Les lois que Dieu donna par l’intermédiaire de Moïse étaient justes, agréables, et largement supérieures à celles des peuples environnants. Elles étaient strictes de par la nouveauté de leurs normes. La peine de mort était prescrite en cas de sorcellerie, d’adultère, de vol et de maltraitance envers ses parents, et en cas d’autres méfaits aussi bien qu’en cas de meurtre. Toutefois, si ces lois étaient encore en vigueur de nos jours, je ne doute pas qu’elles conduiraient à une société meilleure où le coupable pourrait commencer à craindre tandis que l’innocent pourrait marcher librement dans la rue.

Aussi parfaites que furent ces lois, elles ne conduisirent pas à une nation intègre. Près de 1000 ans après qu’elles furent données, le jugement de Dieu tomba en premier sur Israël puis sur Juda. Ils avaient délaissé les commandements de Dieu et échouèrent totalement à rester sous l’ancienne alliance. En tout premier lieu, ils avaient rompu avec le tout premier commandement pour se tourner et adorer d’autres dieux. Aussi, les Assyriens puis les Babyloniens vinrent dévaster leur pays, ravagèrent Jérusalem et emmenèrent en captivité beaucoup de gens.

Ce fut à ce point critique de l’histoire d’Israël que Jérémie proclama la promesse de Dieu d’établir une nouvelle alliance.

Le problème crucial ne se trouvait pas dans les lois que Dieu avait données. Il réside dans la nature humaine. « Le cœur » dit Jérémie « est tortueux par-dessus tout, et il est méchant » (Jérémie 17 :9). La teneur de la nouvelle alliance est la promesse de Dieu de changer le cœur. « Je mettrai mes lois en eux et je les écrirai sur leur cœur » (31 :33). Tant que le cœur humain est orgueilleux, cupide et idolâtre, il n’y a aucune chance pour qu’il garde les lois de Dieu, quelle que soit l’entraînement à la discipline, l’exhortation ou la répétition. Il y a une loi interne d’intervention qui est en conflit avec les ordonnances de Dieu.

Beaucoup de gens n’ont jamais pris conscience de cela. Ils peuvent expérimenter une conversion authentique, se détourner de leurs mauvais habitudes et changer radicalement leur style de vie, et, malgré cela, l’état intérieur de corruption était identique à celui d’avant.

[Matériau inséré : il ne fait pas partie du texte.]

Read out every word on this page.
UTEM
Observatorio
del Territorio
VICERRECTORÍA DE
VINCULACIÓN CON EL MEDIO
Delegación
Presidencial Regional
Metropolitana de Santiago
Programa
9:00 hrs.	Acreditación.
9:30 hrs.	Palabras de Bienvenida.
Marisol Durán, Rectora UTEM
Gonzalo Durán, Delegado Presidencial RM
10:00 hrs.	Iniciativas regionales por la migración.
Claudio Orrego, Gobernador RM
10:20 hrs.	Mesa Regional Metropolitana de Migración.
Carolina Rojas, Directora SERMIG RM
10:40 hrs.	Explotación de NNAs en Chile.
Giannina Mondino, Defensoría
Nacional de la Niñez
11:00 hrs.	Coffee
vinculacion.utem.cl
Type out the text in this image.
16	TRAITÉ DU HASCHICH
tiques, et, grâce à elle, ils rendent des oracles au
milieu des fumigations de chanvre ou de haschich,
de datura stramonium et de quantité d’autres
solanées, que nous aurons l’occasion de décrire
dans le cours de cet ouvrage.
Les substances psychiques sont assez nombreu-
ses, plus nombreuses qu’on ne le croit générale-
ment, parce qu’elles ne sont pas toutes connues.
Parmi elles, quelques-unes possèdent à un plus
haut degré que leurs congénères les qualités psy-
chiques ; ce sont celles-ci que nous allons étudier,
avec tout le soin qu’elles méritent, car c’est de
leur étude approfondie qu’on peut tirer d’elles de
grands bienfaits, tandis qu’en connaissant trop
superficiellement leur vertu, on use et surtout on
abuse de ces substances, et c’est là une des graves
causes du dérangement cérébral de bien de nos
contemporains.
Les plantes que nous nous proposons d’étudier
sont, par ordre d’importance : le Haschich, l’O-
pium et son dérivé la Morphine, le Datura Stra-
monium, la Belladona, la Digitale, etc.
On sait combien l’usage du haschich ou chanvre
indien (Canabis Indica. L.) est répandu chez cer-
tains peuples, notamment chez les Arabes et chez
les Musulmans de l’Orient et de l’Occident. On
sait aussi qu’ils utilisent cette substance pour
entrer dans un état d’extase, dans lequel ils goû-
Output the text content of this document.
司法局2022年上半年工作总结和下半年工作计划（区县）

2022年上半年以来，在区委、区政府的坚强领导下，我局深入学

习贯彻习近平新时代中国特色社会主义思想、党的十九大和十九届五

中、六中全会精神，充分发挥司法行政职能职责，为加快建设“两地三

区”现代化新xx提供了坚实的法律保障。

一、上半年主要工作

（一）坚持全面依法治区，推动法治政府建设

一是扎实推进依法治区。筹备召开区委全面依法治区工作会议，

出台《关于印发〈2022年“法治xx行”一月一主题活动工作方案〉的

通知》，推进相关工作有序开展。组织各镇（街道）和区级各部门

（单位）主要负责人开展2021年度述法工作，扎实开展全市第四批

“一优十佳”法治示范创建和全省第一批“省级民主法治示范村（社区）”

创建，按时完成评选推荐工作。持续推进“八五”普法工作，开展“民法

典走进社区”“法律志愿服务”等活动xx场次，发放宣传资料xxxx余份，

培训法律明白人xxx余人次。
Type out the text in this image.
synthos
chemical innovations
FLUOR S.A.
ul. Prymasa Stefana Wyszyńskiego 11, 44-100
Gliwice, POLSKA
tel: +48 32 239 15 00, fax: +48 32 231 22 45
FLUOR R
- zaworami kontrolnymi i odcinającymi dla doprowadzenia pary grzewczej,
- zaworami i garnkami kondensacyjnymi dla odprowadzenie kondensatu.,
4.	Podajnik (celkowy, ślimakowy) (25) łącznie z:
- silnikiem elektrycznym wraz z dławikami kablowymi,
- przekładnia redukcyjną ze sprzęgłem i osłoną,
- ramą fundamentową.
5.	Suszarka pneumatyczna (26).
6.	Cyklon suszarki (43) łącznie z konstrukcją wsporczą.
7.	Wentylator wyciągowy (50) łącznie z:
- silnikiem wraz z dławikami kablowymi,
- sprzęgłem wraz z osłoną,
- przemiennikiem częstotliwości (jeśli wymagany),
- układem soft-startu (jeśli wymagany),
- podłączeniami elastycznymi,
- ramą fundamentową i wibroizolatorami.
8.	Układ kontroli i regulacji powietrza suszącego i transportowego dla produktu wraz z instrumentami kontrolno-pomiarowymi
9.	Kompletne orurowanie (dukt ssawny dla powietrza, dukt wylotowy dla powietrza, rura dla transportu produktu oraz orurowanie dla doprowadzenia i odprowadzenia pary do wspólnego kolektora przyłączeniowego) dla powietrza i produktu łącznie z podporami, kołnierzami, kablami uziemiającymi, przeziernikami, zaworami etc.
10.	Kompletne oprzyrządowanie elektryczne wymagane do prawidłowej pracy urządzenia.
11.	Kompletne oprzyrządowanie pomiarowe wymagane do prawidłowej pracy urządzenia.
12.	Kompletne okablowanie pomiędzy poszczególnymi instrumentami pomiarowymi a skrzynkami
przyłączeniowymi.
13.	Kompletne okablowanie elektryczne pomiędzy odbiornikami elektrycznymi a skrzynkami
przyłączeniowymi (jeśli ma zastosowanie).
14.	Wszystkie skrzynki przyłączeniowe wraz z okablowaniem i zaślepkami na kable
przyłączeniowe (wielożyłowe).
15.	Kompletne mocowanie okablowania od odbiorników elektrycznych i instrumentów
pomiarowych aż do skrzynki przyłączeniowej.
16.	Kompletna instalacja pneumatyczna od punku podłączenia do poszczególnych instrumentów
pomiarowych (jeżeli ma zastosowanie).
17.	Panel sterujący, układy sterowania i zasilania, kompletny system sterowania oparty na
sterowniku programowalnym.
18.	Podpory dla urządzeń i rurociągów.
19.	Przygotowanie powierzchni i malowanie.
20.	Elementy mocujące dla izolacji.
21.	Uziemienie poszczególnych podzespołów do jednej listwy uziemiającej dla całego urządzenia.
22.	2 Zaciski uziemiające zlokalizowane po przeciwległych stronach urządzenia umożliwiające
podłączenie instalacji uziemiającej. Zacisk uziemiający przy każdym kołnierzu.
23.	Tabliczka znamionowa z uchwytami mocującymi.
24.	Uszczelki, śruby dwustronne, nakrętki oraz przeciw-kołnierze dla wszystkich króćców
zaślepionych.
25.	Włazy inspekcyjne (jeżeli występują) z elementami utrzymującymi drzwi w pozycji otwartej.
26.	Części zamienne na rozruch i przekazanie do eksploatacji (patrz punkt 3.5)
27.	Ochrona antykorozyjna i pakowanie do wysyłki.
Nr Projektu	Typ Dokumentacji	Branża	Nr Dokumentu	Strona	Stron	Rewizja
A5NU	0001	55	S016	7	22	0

Paul fut spectaculairement converti sur la route de Damas. Sa vie changea complètement de direction. Le zèle qu’il mit auparavant à persécuter les chrétiens commença alors à être mis au service de la prédication de l’évangile. Mais ces problèmes n’étaient pas résolus pour autant. En quelque sorte, ils venaient juste de commencer. Il nous fait part dans Romains, chapitre 7, comment il était angoissé par la loi parce qu’il ne parvenait pas à la respecter. Je ne pense pas qu’il faisait référence aux jours d’avant sa conversion. Je crois que ces combats se déclenchèrent après qu’il eût rencontré Jésus sur le chemin de Damas. Finalement, il trouva la victoire et proclama le triomphe. « La loi de l’esprit de vie en Christ vous a rendu libre de la loi du péché et de la mort. Car ce que la loi ne pouvait faire, Dieu l’a fait… » Dans Romains chapitre 8, Paul décrit le nouveau chemin de victoire qu’il avait découvert.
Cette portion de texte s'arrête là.